China’s relationship with Google has been unstable for a long time, but the poor links between the two have intensified after the technology company said it no longer recognises Chinese certificates of trust on web pages.

Google said in an official security blog that the Chinese agency allowed Cairo-based MCS Holdings to issue unauthorised certificates for Google domains.

Chinese Internet regulator the China Internet Network Information Centre said in a statement that the decision not to recognise its certificates of trust is “unacceptable” and “unintelligible”, leading to all eyes being on Google to see what it does next.

Google is thought to be losing out on billions of dollars in advertising revenue as a result of the search engine being blocked in China. Privacy concerns originally led to Google pulling out of China in 2010.

The search market is growing rapidly in China but firewalls are keeping western companies such as Google out, intensifying the debate over internet security in the east. It is expected that search spending in China will exceed the US in the near future.
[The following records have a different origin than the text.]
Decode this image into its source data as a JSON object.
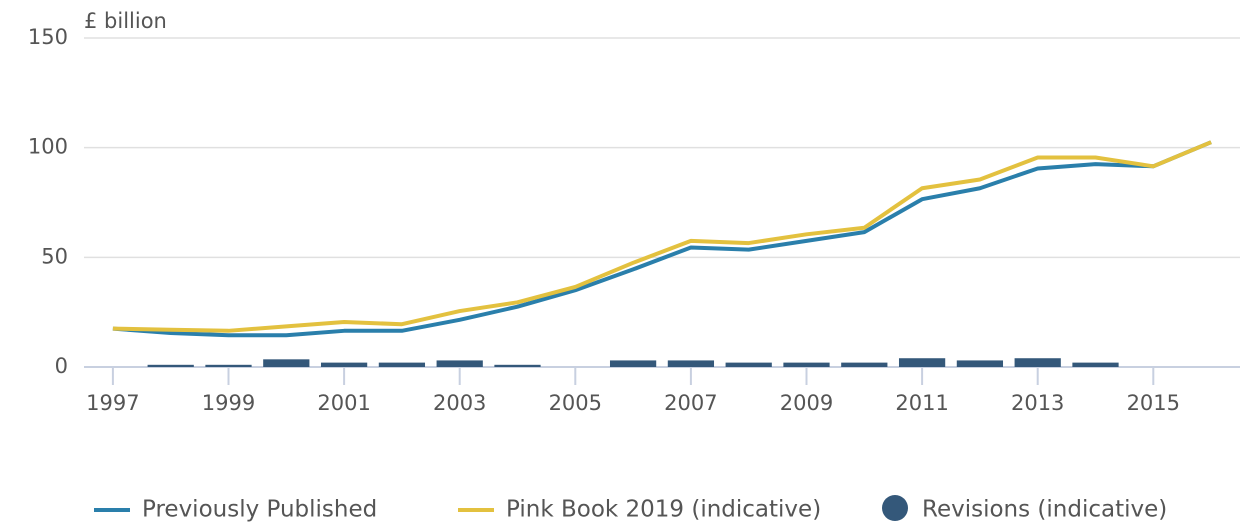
{
  "chart_data": {
    "type": "line",
    "y_label": "£ billion",
    "x": [
      1997,
      1998,
      1999,
      2000,
      2001,
      2002,
      2003,
      2004,
      2005,
      2006,
      2007,
      2008,
      2009,
      2010,
      2011,
      2012,
      2013,
      2014,
      2015,
      2016
    ],
    "xlim": [
      1996.5,
      2016.5
    ],
    "xticks": [
      1997,
      1999,
      2001,
      2003,
      2005,
      2007,
      2009,
      2011,
      2013,
      2015
    ],
    "ylim": [
      0,
      150
    ],
    "yticks": [
      0,
      50,
      100,
      150
    ],
    "grid": true,
    "series": [
      {
        "name": "Previously Published",
        "type": "line",
        "color": "#2a7fab",
        "values": [
          17.5,
          15.5,
          14.5,
          14.5,
          16.5,
          16.5,
          21.5,
          27.5,
          35,
          44.5,
          54.5,
          53.5,
          57.5,
          61.5,
          76.5,
          81.5,
          90.5,
          92.5,
          91.5,
          102.5
        ]
      },
      {
        "name": "Pink Book 2019 (indicative)",
        "type": "line",
        "color": "#e3c13f",
        "values": [
          17.5,
          17,
          16.5,
          18.5,
          20.5,
          19.5,
          25.5,
          29.5,
          36.5,
          47.5,
          57.5,
          56.5,
          60.5,
          63.5,
          81.5,
          85.5,
          95.5,
          95.5,
          91.5,
          102.5
        ]
      },
      {
        "name": "Revisions (indicative)",
        "type": "bar",
        "color": "#34587a",
        "values": [
          0,
          1,
          1,
          3.5,
          2,
          2,
          3,
          1,
          0,
          3,
          3,
          2,
          2,
          2,
          4,
          3,
          4,
          2,
          0,
          0
        ]
      }
    ]
  }
}
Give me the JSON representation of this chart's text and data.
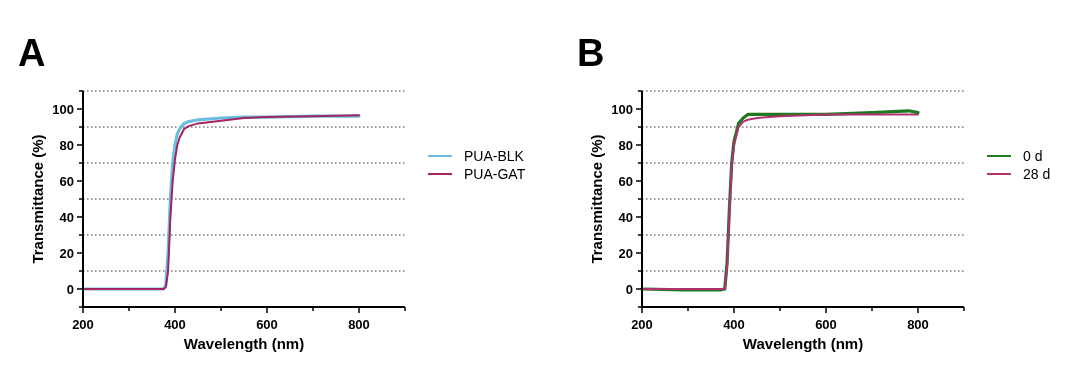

China and neighbours such as North Korea have long been accused of masterminding cyber attacks on major western companies, even though the countries deny any involvement.

Code-sharing website Github is one such company to have been a victim of an attack. With the site being a forum for software developers that also hosts tools that are employed by Chinese internet users to bypass censorship, the attack was particularly notable.

Greatfire.org monitors Chinese internet censorship and the organisation’s representative Charlie Smith said action on Chinese attacks has been needed for a year.

He told the Financial Times: “The Chinese authorities have maliciously been using their power as a certificate authority to launch dangerous attacks that compromise sensitive user information across many foreign media platforms.”

Adam Fisk of Getlantern.org, which offers tools to circumvent internet blocks in China, added that the attack on Github “probably made Google’s security team more prone to make this move, but just the fact that there were bogus intermediary certificates issues at all with CNNIC should be enough to warrant what Google did”.